Faruq al-Shara`a is the last of the triumvirate usually associated with the old guard. Perhaps he is also getting ready to retire? Many have speculated that Buthaina Shaaban is ready to replace him.
Bashar has become much more sure of himself on the world stage. He has developed a lively and appealing persona in his frequent TV interviews and seems to have developed a real taste for the media. What a welcome change from his father's sphinx-like silence. More important, what a change from Bashar's own timidity during his first years as president. He is also turning into a world traveler as he gains experience and self assurance. In the last several weeks he has been to Turkey, Spain and Kuwait. He is now headed to Asia to speek to the Chinese and sign a number of trade and cultural agreements.

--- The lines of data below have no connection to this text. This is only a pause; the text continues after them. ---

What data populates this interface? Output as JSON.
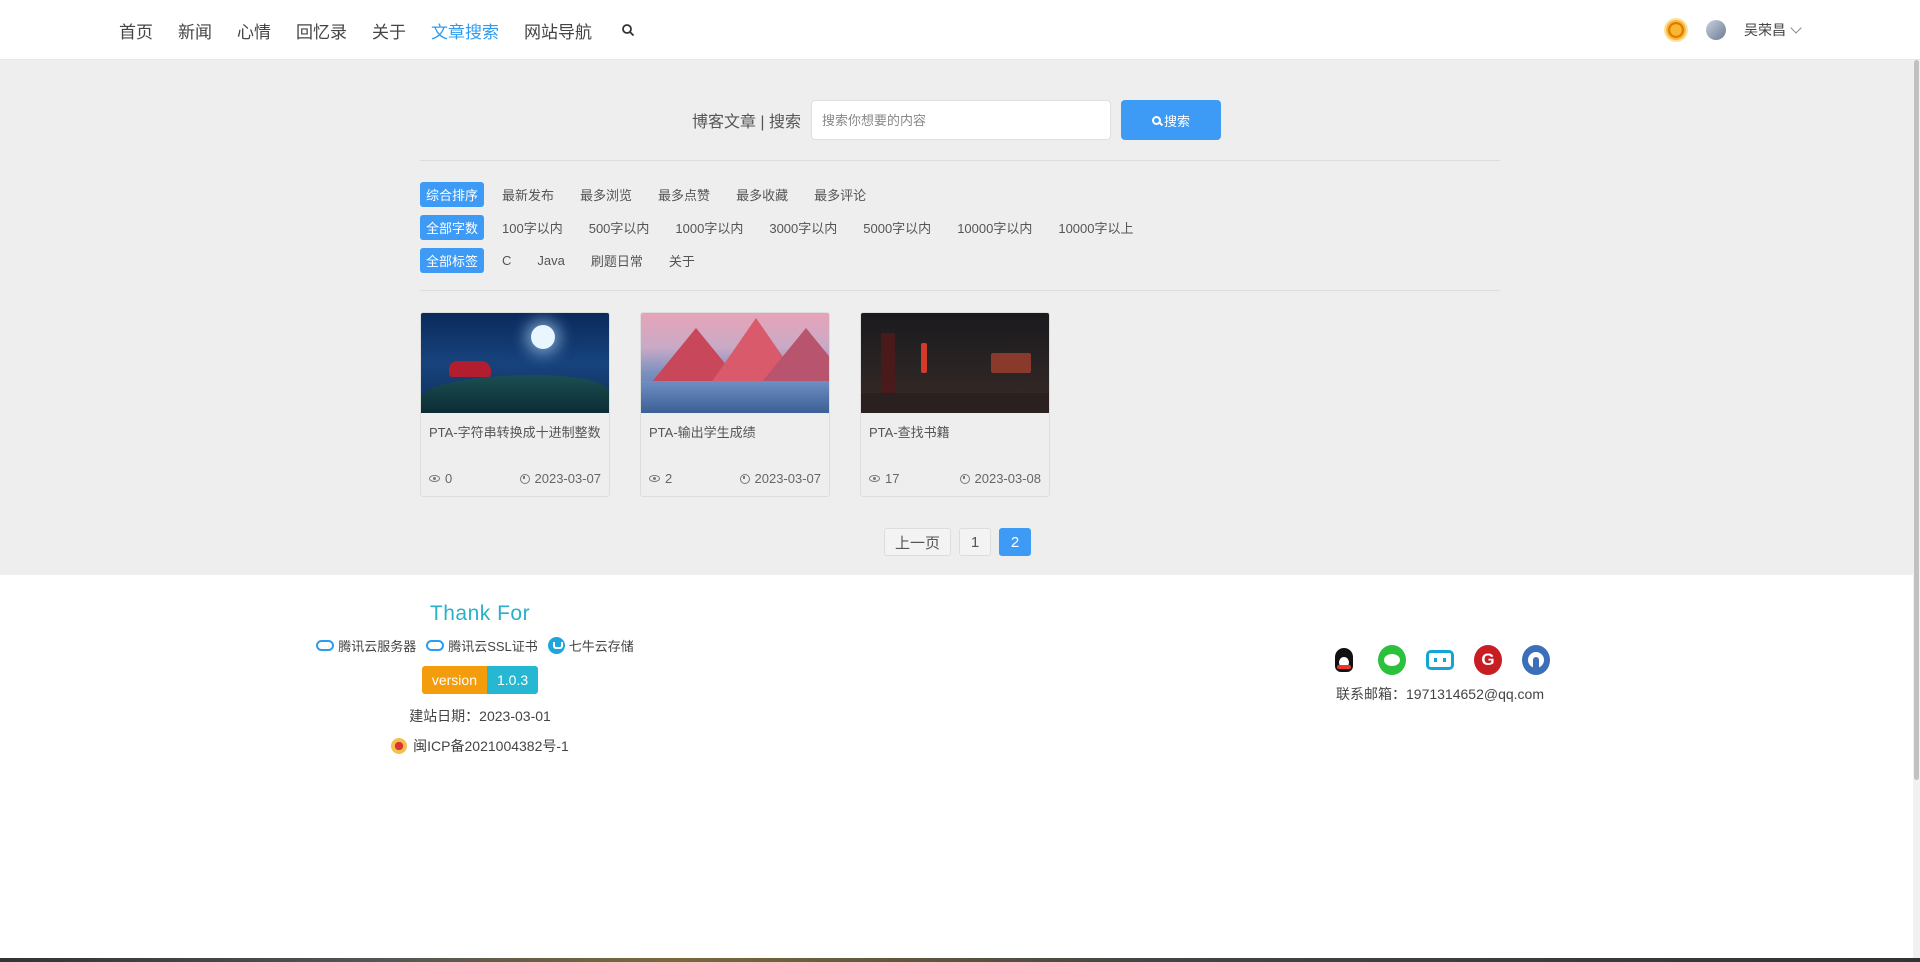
{
  "nav": {
    "items": [
      {
        "label": "首页",
        "active": false
      },
      {
        "label": "新闻",
        "active": false
      },
      {
        "label": "心情",
        "active": false
      },
      {
        "label": "回忆录",
        "active": false
      },
      {
        "label": "关于",
        "active": false
      },
      {
        "label": "文章搜索",
        "active": true
      },
      {
        "label": "网站导航",
        "active": false
      }
    ],
    "search_icon": "search-icon"
  },
  "user": {
    "theme_icon": "sun-icon",
    "name": "吴荣昌"
  },
  "search": {
    "label": "博客文章 | 搜索",
    "placeholder": "搜索你想要的内容",
    "button_label": "搜索"
  },
  "filters": {
    "sort": {
      "active": "综合排序",
      "options": [
        "最新发布",
        "最多浏览",
        "最多点赞",
        "最多收藏",
        "最多评论"
      ]
    },
    "words": {
      "active": "全部字数",
      "options": [
        "100字以内",
        "500字以内",
        "1000字以内",
        "3000字以内",
        "5000字以内",
        "10000字以内",
        "10000字以上"
      ]
    },
    "tags": {
      "active": "全部标签",
      "options": [
        "C",
        "Java",
        "刷题日常",
        "关于"
      ]
    }
  },
  "articles": [
    {
      "title": "PTA-字符串转换成十进制整数",
      "views": "0",
      "date": "2023-03-07"
    },
    {
      "title": "PTA-输出学生成绩",
      "views": "2",
      "date": "2023-03-07"
    },
    {
      "title": "PTA-查找书籍",
      "views": "17",
      "date": "2023-03-08"
    }
  ],
  "pagination": {
    "prev": "上一页",
    "pages": [
      "1",
      "2"
    ],
    "current": "2"
  },
  "footer": {
    "thank_title": "Thank For",
    "sponsors": [
      "腾讯云服务器",
      "腾讯云SSL证书",
      "七牛云存储"
    ],
    "version_label": "version",
    "version_value": "1.0.3",
    "build_date": "建站日期：2023-03-01",
    "icp": "闽ICP备2021004382号-1",
    "social": [
      "qq-icon",
      "wechat-icon",
      "bilibili-icon",
      "gitee-icon",
      "github-icon"
    ],
    "gitee_glyph": "G",
    "email": "联系邮箱：1971314652@qq.com"
  },
  "colors": {
    "accent": "#3d9af5",
    "band": "#efeeee",
    "thank": "#2ab0c8",
    "version_left": "#f49d0c",
    "version_right": "#26b8d2"
  }
}
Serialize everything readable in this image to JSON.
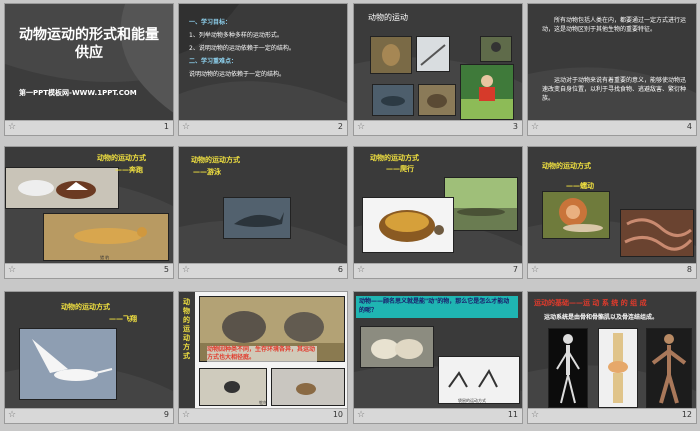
{
  "slides": [
    {
      "num": "1",
      "title": "动物运动的形式和能量供应",
      "subtitle": "第一PPT模板网-WWW.1PPT.COM"
    },
    {
      "num": "2",
      "sections": [
        {
          "heading": "一、学习目标：",
          "items": [
            "1、列举动物多种多样的运动形式。",
            "2、说明动物的运动依赖于一定的结构。"
          ]
        },
        {
          "heading": "二、学习重难点：",
          "items": [
            "说明动物的运动依赖于一定的结构。"
          ]
        }
      ]
    },
    {
      "num": "3",
      "title": "动物的运动"
    },
    {
      "num": "4",
      "para1": "所有动物包括人类在内，都要通过一定方式进行运动，这是动物区别于其他生物的重要特征。",
      "para2": "运动对于动物来说有着重要的意义，能够使动物迅速改变自身位置，以利于寻找食物、逃避敌害、繁衍种族。"
    },
    {
      "num": "5",
      "title": "动物的运动方式",
      "subtitle": "——奔跑",
      "caption": "猎 豹"
    },
    {
      "num": "6",
      "title": "动物的运动方式",
      "subtitle": "——游泳"
    },
    {
      "num": "7",
      "title": "动物的运动方式",
      "subtitle": "——爬行"
    },
    {
      "num": "8",
      "title": "动物的运动方式",
      "subtitle": "——蠕动"
    },
    {
      "num": "9",
      "title": "动物的运动方式",
      "subtitle": "——飞翔"
    },
    {
      "num": "10",
      "side_title": "动物的运动方式",
      "note": "动物因种类不同，生存环境各异，其运动方式也大相径庭。",
      "caption": "鸵鸟"
    },
    {
      "num": "11",
      "question": "动物——顾名思义就是能\"动\"的物，那么它是怎么才能动的呢？",
      "caption": "袋鼠的运动方式"
    },
    {
      "num": "12",
      "heading_red": "运动的基础",
      "heading_rest": "——运 动 系 统 的 组 成",
      "sub": "运动系统是由骨和骨骼肌以及骨连结组成。"
    }
  ],
  "footer_icon": "star-icon"
}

Those who argue that Syria must be isolated and brought to its knees misreading Bashar. Syria's president is not only in control, but he is becoming a stronger leader all the time. His strength is good for the West and good for Israel, if only they will see it. This is an opportunity for both. As for Iraq, Syria has no reason to undermine the new government or democratic political process that we all hope will take root there. To ensure Iraq's stability and economic growth, which will be crucial to democracy, the US needs to recognize that Bashar is changing Syria and is a force for good in his country and the region.